By all accounts, practices were peppier this week, with players knowing there would be no day-long travel trip at the end of it for the first time in more than a month.

“Traveling’s not an excuse for the way that we played a couple of the games on the road,” junior cornerback Asa Jackson said, “but coming home feels real good.”

Said Walsh: “I really hope that the energy is also because of the urgency of the game. This game is a big game. We’re going to have a great crowd and all that, and we could definitely use a home-field advantage. We haven’t had one in five weeks.
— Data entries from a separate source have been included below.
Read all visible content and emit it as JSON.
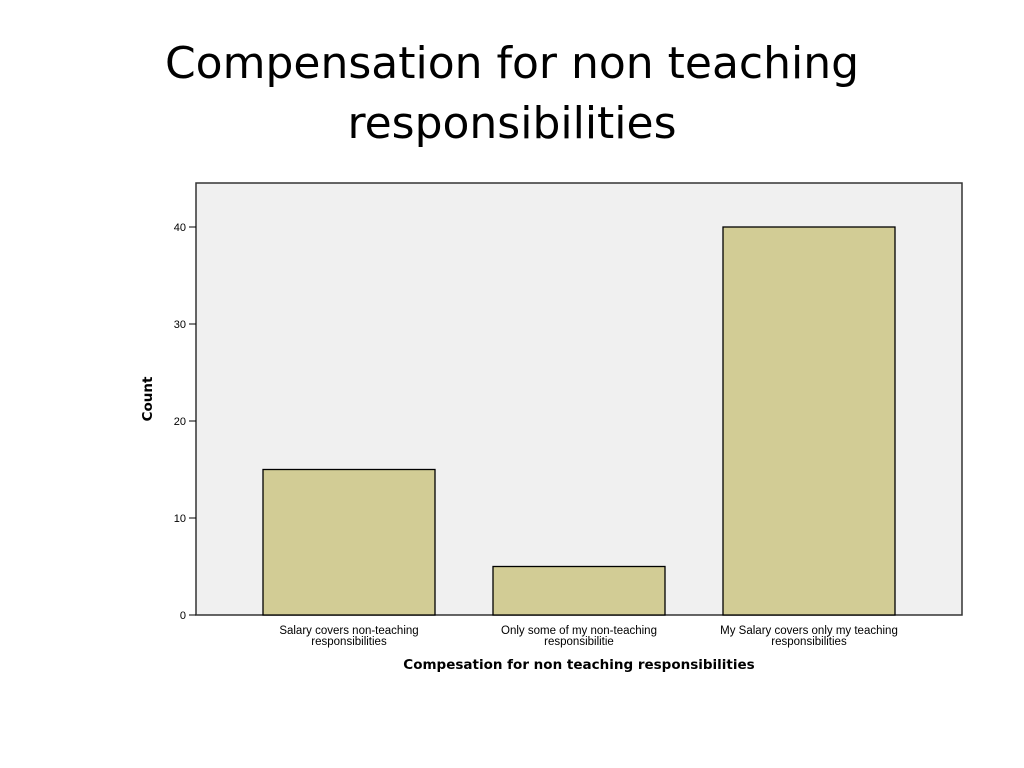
{
  "slide": {
    "title_lines": [
      "Compensation for non teaching",
      "responsibilities"
    ]
  },
  "chart_data": {
    "type": "bar",
    "categories": [
      [
        "Salary covers non-teaching",
        "responsibilities"
      ],
      [
        "Only some of my non-teaching",
        "responsibilitie"
      ],
      [
        "My Salary covers only my teaching",
        "responsibilities"
      ]
    ],
    "values": [
      15,
      5,
      40
    ],
    "xlabel": "Compesation for non teaching responsibilities",
    "ylabel": "Count",
    "ylim": [
      0,
      45
    ],
    "yticks": [
      0,
      10,
      20,
      30,
      40
    ],
    "grid": false,
    "legend": "none",
    "colors": {
      "bar_fill": "#d2cc95",
      "bar_stroke": "#000000",
      "plot_background": "#f0f0f0",
      "plot_border": "#333333"
    }
  }
}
And I think it helped against Montana.”

With an identical record, Cal Poly was in the same position going into this same game against the Fighting Sioux last season.

The Mustangs took a 17-7 lead in the first half in Grand Forks, N.D., but North Dakota ran off 24 unanswered points in a 31-17 win to send Cal Poly’s season into a tailspin.

The Fighting Sioux limited the Mustangs to a season-low 62 yards rushing, and North Dakota quarterback Jake Landry gashed them on the ground for 92 yards and a touchdown.

Now a senior, Landry had several big runs through the heart of a defensive line that was struggling with its depth even before it lost defensive tackle James Chen for the game.

This season, Cal Poly has bolstered its front four with eight different linemen all sharing snaps. Starters, Walsh said, are playing little more than around half of the team’s defensive snaps per game.

A bigger concern to this point has been depth in the secondary. Several reserve safeties have missed time this season, and nickelback Bijon Samoodi, a part-time starter, has been in and out of the lineup all season.

Those injuries have led to true freshmen Vante Johnson and David Douglas being activated in the past two weeks. Douglas has played mostly on special teams, but Johnson appears to be a key backup if Samoodi can’t play.